Suppose that we have an embedding $f:\mathbb{R}^2\to\mathbb{R}^3$ which belongs in the Sobolev space $W^{1,p}_{loc}(\mathbb{R^2},\mathbb{R}^3)$ for some $p>2$. Is it true then that for any two points in $f(R^2)$ there exists a curve of finite length connecting them?
Fuglede's theorem: Suppose that $f:\mathbb{R}^n\to\mathbb{R^m}$ is in $W^{1,p}_{loc}$ for any $p$. Then the family of paths which have a closed subpath on which $f$ is not absolutely continuous has $p$-modulus zero.
Added: The modulus of a path family $\Gamma$ is defined to be $M_p(\Gamma)=\inf_{\rho}\int_{\mathbb{R}^2}\rho^pdm$, where the infimum is taken over all Borel functions $\rho:\mathbb{R}^2\to[0,\infty]$ such that $\int_\gamma\rho ds\geq 1$ for all locally rectifiable path $\gamma\in \Gamma$.

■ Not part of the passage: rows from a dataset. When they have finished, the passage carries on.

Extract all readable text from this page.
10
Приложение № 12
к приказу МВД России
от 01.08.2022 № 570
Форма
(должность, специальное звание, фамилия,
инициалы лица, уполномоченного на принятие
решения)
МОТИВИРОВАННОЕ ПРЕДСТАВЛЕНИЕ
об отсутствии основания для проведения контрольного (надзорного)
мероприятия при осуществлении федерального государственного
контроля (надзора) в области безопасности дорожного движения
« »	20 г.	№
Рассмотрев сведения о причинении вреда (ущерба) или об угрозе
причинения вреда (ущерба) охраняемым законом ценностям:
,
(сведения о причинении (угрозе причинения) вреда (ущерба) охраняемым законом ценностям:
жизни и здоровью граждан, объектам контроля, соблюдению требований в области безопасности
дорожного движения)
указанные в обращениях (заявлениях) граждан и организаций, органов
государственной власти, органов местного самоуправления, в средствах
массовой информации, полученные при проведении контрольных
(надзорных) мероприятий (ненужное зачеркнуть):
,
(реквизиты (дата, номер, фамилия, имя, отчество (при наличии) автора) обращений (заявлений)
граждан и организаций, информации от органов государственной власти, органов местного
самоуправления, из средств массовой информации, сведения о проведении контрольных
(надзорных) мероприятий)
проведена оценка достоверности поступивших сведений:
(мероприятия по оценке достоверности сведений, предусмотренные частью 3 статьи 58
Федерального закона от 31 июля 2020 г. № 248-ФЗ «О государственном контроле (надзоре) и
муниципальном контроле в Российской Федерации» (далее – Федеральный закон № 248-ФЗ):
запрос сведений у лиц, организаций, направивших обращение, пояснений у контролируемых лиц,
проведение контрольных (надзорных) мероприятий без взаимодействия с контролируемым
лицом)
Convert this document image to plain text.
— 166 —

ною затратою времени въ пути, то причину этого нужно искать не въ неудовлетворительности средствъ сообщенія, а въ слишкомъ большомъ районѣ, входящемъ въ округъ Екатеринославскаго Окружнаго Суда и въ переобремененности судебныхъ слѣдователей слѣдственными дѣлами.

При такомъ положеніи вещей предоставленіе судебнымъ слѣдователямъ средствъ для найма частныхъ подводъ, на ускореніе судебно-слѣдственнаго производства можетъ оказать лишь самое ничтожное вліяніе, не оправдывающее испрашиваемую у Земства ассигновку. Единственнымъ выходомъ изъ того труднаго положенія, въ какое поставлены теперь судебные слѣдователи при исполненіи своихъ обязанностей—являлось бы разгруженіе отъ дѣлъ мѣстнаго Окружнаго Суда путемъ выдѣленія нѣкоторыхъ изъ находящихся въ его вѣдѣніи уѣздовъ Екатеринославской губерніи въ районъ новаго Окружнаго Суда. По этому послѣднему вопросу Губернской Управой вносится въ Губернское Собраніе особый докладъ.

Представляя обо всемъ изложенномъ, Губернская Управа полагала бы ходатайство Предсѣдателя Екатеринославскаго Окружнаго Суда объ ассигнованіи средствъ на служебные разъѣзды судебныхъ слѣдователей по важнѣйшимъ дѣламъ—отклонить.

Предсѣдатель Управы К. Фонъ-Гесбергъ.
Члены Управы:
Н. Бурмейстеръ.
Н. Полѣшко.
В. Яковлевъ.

PARTIAL PROGRESS. As you mention in comments (and you should really edit the question to include this important piece of information), by Fuglede's theorem $f(\gamma(t))$ is absolutely continuous for almost all path $\gamma\colon [0, 1]\to \mathbb R^2$. In particular, $f(\gamma(t))$ is finite length for almost all paths.
Now take $p=f(x)$ and $q=f(y)$. Let $$\Gamma=\{\gamma\colon [0, 1]\to \mathbb R^2\ :\ \gamma(0)=x, \gamma(1)=y\}.$$ For each $\gamma\in\Gamma$, the path $f(\gamma(t))$ connects $p$ and $q$. The difficulty is that $f(\gamma(t))$ may a priori have infinite length.
So aiming for a contradiction suppose that $f(\gamma(t))$ has infinite length for all $\gamma\in \Gamma$. I do not have the necessary definitions, because you did not explain them, so I cannot continue. (What does "almost all path" mean, exactly? What measure you put on the space of all paths?).
However, my gut feeling is that this must be in contradiction with that Fuglede's theorem mentioned above. For, whatever that "almost all path" means, I doubt that $\Gamma$ has measure zero. Therefore there must be at least one path $\gamma$ in $\Gamma$ such that $f(\gamma(t))$ is absolutely continuous.